Los incidentes de fraude también pueden tener un impacto no monetario, como el fraude, que causa una pérdida de reputación para la organización, además de las pérdidas financieras. Las pérdidas y los riesgos de reputación están relacionados con la imagen de marca de la organización y dan lugar a una disminución de la cuota de mercado y de la rentabilidad. Algunos ejemplos son el ciberataque al sistema de aplicaciones principal de la organización, que provoca pérdidas financieras y de reputación al convertirse en noticia pública en los medios de comunicación. Los clientes y el público en general, después de escuchar tales noticias, perderán la confianza en la empresa, causando pérdidas financieras.

Al establecer el contexto de la gestión del riesgo de fraude, se considera el contexto externo e interno. La identificación de los riesgos de fraude interno es tan importante como los riesgos de fraude externo.

Definir Los Objetivos Del Programa

Riesgos de fraude interno

Los riesgos de fraude interno están relacionados sobre todo con el fraude de los empleados, que se produce debido a los controles de la maleza o a los controles anulados por los empleados. Estas distinciones de contexto interno y externo deben ser identificadas y documentadas para la referencia y aplicación de controles internos sólidos. Los fraudes internos pueden incluir la malversación de fondos por parte del empleado que maneja la caja de la empresa, o puede haber un robo de los activos y la infraestructura de la organización.

La intensidad y la gravedad del fraude dependen del tamaño y la naturaleza de las operaciones de la organización. Las grandes organizaciones con muchos activos e infraestructuras costosas son más propensas al fraude debido a las dificultades para realizar las conciliaciones de activos adecuadas por parte de los departamentos de finanzas y administración. Sin embargo, la dirección debe ser capaz de definir el nivel de fraude, que puede ser soportado por la organización, en caso de que se produzca algún fraude y no sea detectado.
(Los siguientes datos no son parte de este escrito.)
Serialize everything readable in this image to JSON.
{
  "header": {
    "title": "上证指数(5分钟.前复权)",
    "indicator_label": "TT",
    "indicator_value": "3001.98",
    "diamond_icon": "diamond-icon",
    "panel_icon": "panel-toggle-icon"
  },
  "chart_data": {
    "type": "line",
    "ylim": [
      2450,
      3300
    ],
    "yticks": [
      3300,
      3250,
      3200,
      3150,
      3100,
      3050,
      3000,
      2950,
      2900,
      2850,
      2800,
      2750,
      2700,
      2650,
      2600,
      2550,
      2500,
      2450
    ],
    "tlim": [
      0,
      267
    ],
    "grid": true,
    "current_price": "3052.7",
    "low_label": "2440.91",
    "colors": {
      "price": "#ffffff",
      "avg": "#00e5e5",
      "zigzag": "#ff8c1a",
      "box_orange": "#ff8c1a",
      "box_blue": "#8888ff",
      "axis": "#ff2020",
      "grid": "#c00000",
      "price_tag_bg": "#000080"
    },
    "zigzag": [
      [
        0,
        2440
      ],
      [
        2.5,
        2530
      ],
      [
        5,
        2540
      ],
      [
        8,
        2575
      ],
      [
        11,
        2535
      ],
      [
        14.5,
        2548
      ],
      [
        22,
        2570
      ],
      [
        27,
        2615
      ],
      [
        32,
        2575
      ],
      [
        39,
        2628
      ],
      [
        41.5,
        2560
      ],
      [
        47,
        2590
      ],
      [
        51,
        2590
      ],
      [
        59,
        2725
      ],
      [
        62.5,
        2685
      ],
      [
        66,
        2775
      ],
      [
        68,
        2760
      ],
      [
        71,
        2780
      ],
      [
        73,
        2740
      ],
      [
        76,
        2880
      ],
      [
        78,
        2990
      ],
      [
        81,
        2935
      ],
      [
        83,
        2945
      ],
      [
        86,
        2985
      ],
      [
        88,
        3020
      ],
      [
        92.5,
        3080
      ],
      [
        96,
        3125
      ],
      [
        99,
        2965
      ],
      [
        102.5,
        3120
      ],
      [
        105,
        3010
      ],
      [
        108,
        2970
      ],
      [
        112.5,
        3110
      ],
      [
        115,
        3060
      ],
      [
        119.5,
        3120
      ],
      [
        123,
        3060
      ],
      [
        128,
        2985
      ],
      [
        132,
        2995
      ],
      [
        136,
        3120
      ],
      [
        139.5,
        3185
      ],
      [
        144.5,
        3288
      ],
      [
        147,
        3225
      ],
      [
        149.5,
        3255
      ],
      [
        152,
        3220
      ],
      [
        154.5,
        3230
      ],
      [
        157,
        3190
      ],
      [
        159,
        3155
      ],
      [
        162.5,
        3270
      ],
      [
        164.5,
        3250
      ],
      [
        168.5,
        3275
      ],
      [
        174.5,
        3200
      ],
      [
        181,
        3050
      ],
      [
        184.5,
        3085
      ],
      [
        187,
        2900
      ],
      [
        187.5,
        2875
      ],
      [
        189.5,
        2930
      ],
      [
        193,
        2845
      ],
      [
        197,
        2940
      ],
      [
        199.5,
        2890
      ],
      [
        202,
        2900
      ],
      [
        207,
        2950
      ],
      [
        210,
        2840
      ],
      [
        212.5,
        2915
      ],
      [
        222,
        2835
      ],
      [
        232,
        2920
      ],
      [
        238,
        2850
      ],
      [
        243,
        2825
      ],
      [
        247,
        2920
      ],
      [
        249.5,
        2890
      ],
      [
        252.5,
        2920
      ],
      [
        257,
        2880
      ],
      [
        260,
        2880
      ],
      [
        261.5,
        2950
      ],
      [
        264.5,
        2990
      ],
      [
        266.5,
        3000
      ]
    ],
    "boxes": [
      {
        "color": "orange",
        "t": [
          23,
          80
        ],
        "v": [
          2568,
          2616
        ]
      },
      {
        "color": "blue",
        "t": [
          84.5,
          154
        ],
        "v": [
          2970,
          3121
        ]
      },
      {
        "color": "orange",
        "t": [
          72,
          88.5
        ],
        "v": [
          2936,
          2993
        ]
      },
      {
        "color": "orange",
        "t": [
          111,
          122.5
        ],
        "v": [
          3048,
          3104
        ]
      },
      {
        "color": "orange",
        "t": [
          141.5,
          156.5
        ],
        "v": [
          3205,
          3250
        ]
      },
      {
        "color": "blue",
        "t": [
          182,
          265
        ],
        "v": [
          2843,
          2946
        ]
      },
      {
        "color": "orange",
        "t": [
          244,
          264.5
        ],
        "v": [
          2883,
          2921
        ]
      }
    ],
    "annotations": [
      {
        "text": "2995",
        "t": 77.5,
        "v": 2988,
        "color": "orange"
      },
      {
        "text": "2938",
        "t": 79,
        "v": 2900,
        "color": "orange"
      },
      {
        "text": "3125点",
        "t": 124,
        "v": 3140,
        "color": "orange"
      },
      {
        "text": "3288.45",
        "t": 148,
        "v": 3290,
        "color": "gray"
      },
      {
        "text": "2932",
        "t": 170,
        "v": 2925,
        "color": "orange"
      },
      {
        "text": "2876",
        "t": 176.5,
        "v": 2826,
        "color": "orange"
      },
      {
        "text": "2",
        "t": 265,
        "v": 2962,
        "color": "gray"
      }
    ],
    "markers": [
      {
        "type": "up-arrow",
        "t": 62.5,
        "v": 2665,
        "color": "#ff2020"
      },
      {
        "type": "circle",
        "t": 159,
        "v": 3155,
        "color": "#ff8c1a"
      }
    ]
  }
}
Estos niveles de aceptación del fraude se definen teniendo en cuenta los incidentes de fraude anteriores y los controles existentes antes de que se produzcan los incidentes de fraude. En caso de que los controles incorporados sean débiles y complejos, la dirección deberá definir el nivel de riesgo de fraude aceptable en consecuencia. Pero en una situación ideal, la dirección debe asegurarse de que se definan y apliquen controles sólidos en la organización y los departamentos.

Cuestiones a tratar

La dirección debe comprender las razones por las que se produjeron fraudes en el pasado y debe abordar cuestiones como:

  • No se comprendieron plenamente los riesgos de fraude
  • Los controles eran insuficientes y débiles en su diseño y funcionamiento
  • ¿Fueron anulados los controles
  • ¿El sistema ha pasado por alto algún aviso de fraude?

Responder a estas preguntas ayuda a encontrar la causa de los incidentes de fraude y permite a la organización rectificar las lagunas en los procesos, mediante la aplicación de controles preventivos y detectivos del fraude más sólidos.

Reflexiones finales

Una evaluación del riesgo de fraude está diseñada para abordar las vulnerabilidades de una empresa ante el fraude interno y externo. Aunque los tipos de fraude varían según la línea de negocio, los fraudes internos incluyen la malversación y la apropiación indebida de activos, mientras que los fraudes externos incluyen la piratería informática y el robo de información de propiedad.

Las deficiencias de control interno son utilizadas con frecuencia por los autores para cometer fraudes. Una evaluación del riesgo de fraude, cuando se utiliza para comprender estas debilidades y el entorno de riesgo, puede ayudar a la dirección a desarrollar un plan de gestión de riesgos maduro.